Он улыбнулся хитро – и вдруг мертвец ожил. Маленькие, серые, колючие глазки заискрились таким умом, что Туте казалось, что он видит ими на аршин под землей, – всем хитрецам хитрец, всем дедалам дедал.
– Ну что, как ваши дела в Ханаане? Плохи? Да ты не таись, не бойся. Я ведь все знаю.
И по тому, как начал расспрашивать. Тута понял, что он действительно знает все.
Говорил спокойно, деловито, холодно; но иногда вдруг вспыхивал странный, точно пьяный, огонек в глазах его, и Туте вспоминалось то, что он слышал о нем.
У критской царицы Велханы было двое сыновей, старший Идомин и младший Сарпедомин. Когда объявила она наследником младшего, старший вступил в заговор с вождями народа, уставшего от женовластия. «Довольно-де жены над нами поцарствовали, пора и нам господами быть!» – кричали они, бунтуя чернь. С их помощью Идомин низверг царицу с престола и сперва заточил ее, а потом убил. Хотел убить и брата, но тот бежал в чужие земли. Кроток и милостив был Идомин, воцарившись, или казался таким, но иногда находили на него припадки безумия: то мучился угрызениями совести за убийство матери так, что хотел наложить на себя руки; то в ярости кидался на людей, как тот человек-зверь, Минотавр, чью маску носил он, подобный всем наследникам царя Миноса, бога Быка.
– Отчего же царь не посылает войск в Ханаан? – спросил Идомин.
Тута предвидел вопрос, но ответить на него было не так-то легко.
– Царь Египта воевать не хочет ни с кем: мир, говорит, лучше войны, – начал Тута и не кончил: ответ ему самому показался нелепым.
– Как же так, не воевать ни с кем? – удивился Идомин. – Ну а если враг войдет в землю царя, и тогда воевать не будет?
– Может быть, и тогда, – опять начал Тута и не кончил; смутился, поспешил прибавить: – Мысли царя, как мысли божьи, неведомы. Но, думаю, что, если враг нападает, царь обороняться будет.
– Да ведь уж напал: Ханаан – земля царская. Чего же он ждет?
– Не мне, рабу, судить царя моего: он лучше знает, что делает, – ответил Тута смиренно.
Идомин взглянул на него молча, пристально. Вдруг наклонился, потрогал себе пальцем лоб и шепнул ему на ухо:
– Здоров ли царь?
– Как солнце в небе, здравствовать изволит его величество, – проговорил Тута привычные слова привычным голосом и невольно потупился: колючие глазки вонзились в него, как иголочки, а когда он опять поднял глаза, Идомин прочел в них безмолвный ответ.
– Слава Великой Матери, да сохранит она здравие царя, брата моего, во веки веков! – проговорил он тоже привычные слова.

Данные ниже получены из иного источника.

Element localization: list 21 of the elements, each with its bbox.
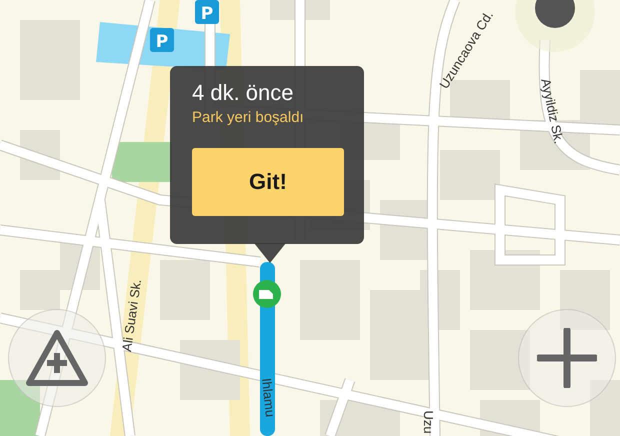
car-icon[interactable] xyxy=(253,280,281,308)
building xyxy=(560,270,610,330)
building xyxy=(160,260,210,320)
street-label: Ayyildiz Sk. xyxy=(538,77,567,146)
warning-plus-icon xyxy=(25,329,89,387)
building xyxy=(440,150,500,200)
parking-sign[interactable]: P xyxy=(150,28,174,52)
go-button[interactable]: Git! xyxy=(192,148,344,216)
park-area xyxy=(112,142,172,182)
building xyxy=(470,330,530,390)
location-marker xyxy=(535,0,575,28)
street-label: Ali Suavi Sk. xyxy=(119,278,144,353)
park-area xyxy=(0,380,40,436)
plus-icon xyxy=(537,328,597,388)
parking-sign[interactable]: P xyxy=(195,0,219,24)
street-label: Uzu xyxy=(421,410,436,434)
street-label: Ihlamu xyxy=(258,377,278,418)
popup-subtitle: Park yeri boşaldı xyxy=(192,108,305,128)
popup-title: 4 dk. önce xyxy=(192,80,295,106)
building xyxy=(590,380,620,436)
building xyxy=(20,270,60,310)
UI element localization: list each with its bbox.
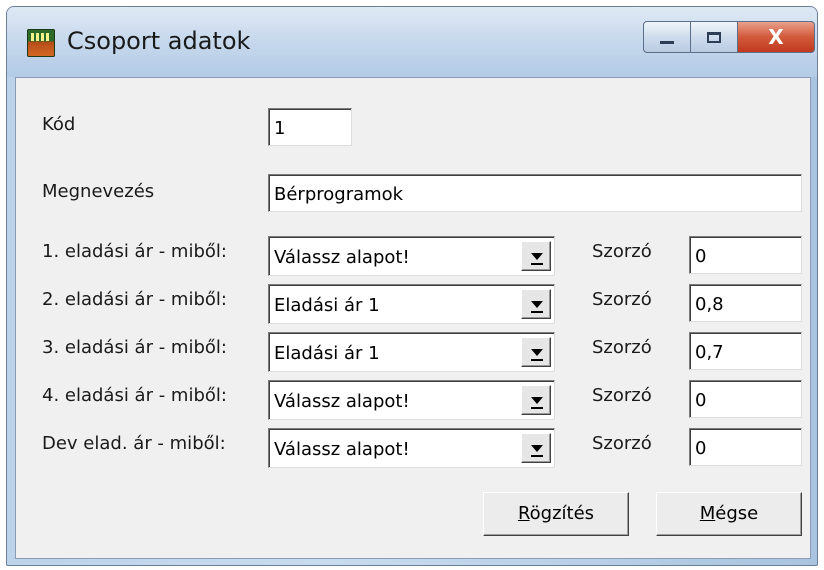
name-input[interactable]: Bérprogramok	[268, 174, 802, 212]
title-bar[interactable]: Csoport adatok X	[7, 7, 817, 77]
price-4-source-value: Válassz alapot!	[274, 391, 410, 412]
multiplier-1-label: Szorzó	[592, 241, 652, 262]
dropdown-arrow-icon[interactable]	[521, 289, 551, 319]
price-3-source-value: Eladási ár 1	[274, 343, 380, 364]
multiplier-4-label: Szorzó	[592, 385, 652, 406]
dialog-window: Csoport adatok X Kód 1 Megnevezés Bérpro…	[6, 6, 818, 566]
cancel-button[interactable]: Mégse	[656, 492, 802, 536]
multiplier-dev-label: Szorzó	[592, 433, 652, 454]
save-button-accel: R	[517, 503, 530, 524]
multiplier-3-label: Szorzó	[592, 337, 652, 358]
price-1-label: 1. eladási ár - miből:	[42, 241, 227, 262]
multiplier-1-input[interactable]: 0	[689, 236, 802, 274]
dropdown-arrow-icon[interactable]	[521, 241, 551, 271]
close-button[interactable]: X	[737, 21, 815, 53]
app-icon[interactable]	[27, 29, 55, 57]
multiplier-3-input[interactable]: 0,7	[689, 332, 802, 370]
multiplier-2-input[interactable]: 0,8	[689, 284, 802, 322]
price-dev-label: Dev elad. ár - miből:	[42, 433, 226, 454]
save-button[interactable]: Rögzítés	[483, 492, 629, 536]
price-4-label: 4. eladási ár - miből:	[42, 385, 227, 406]
price-1-source-select[interactable]: Válassz alapot!	[268, 236, 555, 276]
window-title: Csoport adatok	[67, 27, 251, 55]
dropdown-arrow-icon[interactable]	[521, 385, 551, 415]
minimize-button[interactable]	[643, 21, 691, 53]
code-label: Kód	[42, 114, 76, 135]
cancel-button-accel: M	[699, 503, 716, 524]
multiplier-dev-input[interactable]: 0	[689, 428, 802, 466]
price-3-label: 3. eladási ár - miből:	[42, 337, 227, 358]
dialog-body: Kód 1 Megnevezés Bérprogramok 1. eladási…	[15, 77, 811, 559]
price-3-source-select[interactable]: Eladási ár 1	[268, 332, 555, 372]
price-2-label: 2. eladási ár - miből:	[42, 289, 227, 310]
price-4-source-select[interactable]: Válassz alapot!	[268, 380, 555, 420]
price-2-source-value: Eladási ár 1	[274, 295, 380, 316]
name-label: Megnevezés	[42, 181, 155, 202]
price-dev-source-value: Válassz alapot!	[274, 439, 410, 460]
minimize-icon	[660, 40, 674, 44]
cancel-button-label: égse	[715, 503, 759, 524]
multiplier-4-input[interactable]: 0	[689, 380, 802, 418]
dropdown-arrow-icon[interactable]	[521, 433, 551, 463]
code-input[interactable]: 1	[268, 108, 352, 146]
maximize-icon	[707, 31, 721, 43]
close-icon: X	[768, 25, 784, 49]
multiplier-2-label: Szorzó	[592, 289, 652, 310]
save-button-label: ögzítés	[529, 503, 595, 524]
dropdown-arrow-icon[interactable]	[521, 337, 551, 367]
maximize-button[interactable]	[690, 21, 738, 53]
price-dev-source-select[interactable]: Válassz alapot!	[268, 428, 555, 468]
price-1-source-value: Válassz alapot!	[274, 247, 410, 268]
price-2-source-select[interactable]: Eladási ár 1	[268, 284, 555, 324]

Они поняли друг друга без слов: царь Египта – сумасшедший.
– Да, мир лучше войны, – продолжал Идомин как будто про себя, тихо и задумчиво. – Все люди – братья, сыны единого отца небесного, Солнца Атона-Адуна. Не воевать ни с кем, перековать мечи на плуги – о, если бы так! А ведь и было так, в начале дней. Как в древних песнях поется:
Первые люди не знали бога войны и убийства, —
Знали одну милосердную Матерь, пречистую Деву;
Жертв заколаемых кровью святых алтарей не сквернили;
Все на земле было кротко, и птицы, и звери, ласкаясь,
К людям доверчиво льнули, и пламя любви в них горело.
Тута смотрел на него с любопытством: «Славит Великую Матерь, а сам родную мать убил», – думал, но – странно – без возмущения, как будто очарованный видением золотого века.
– Так было – так будет: вот чего хочет Ахенатон Уаэнра, Радость Солнца, Сын Солнца Единственный! Проклят Амон, бог войны; благословен Атон, бог мира. Не так ли, сын мой?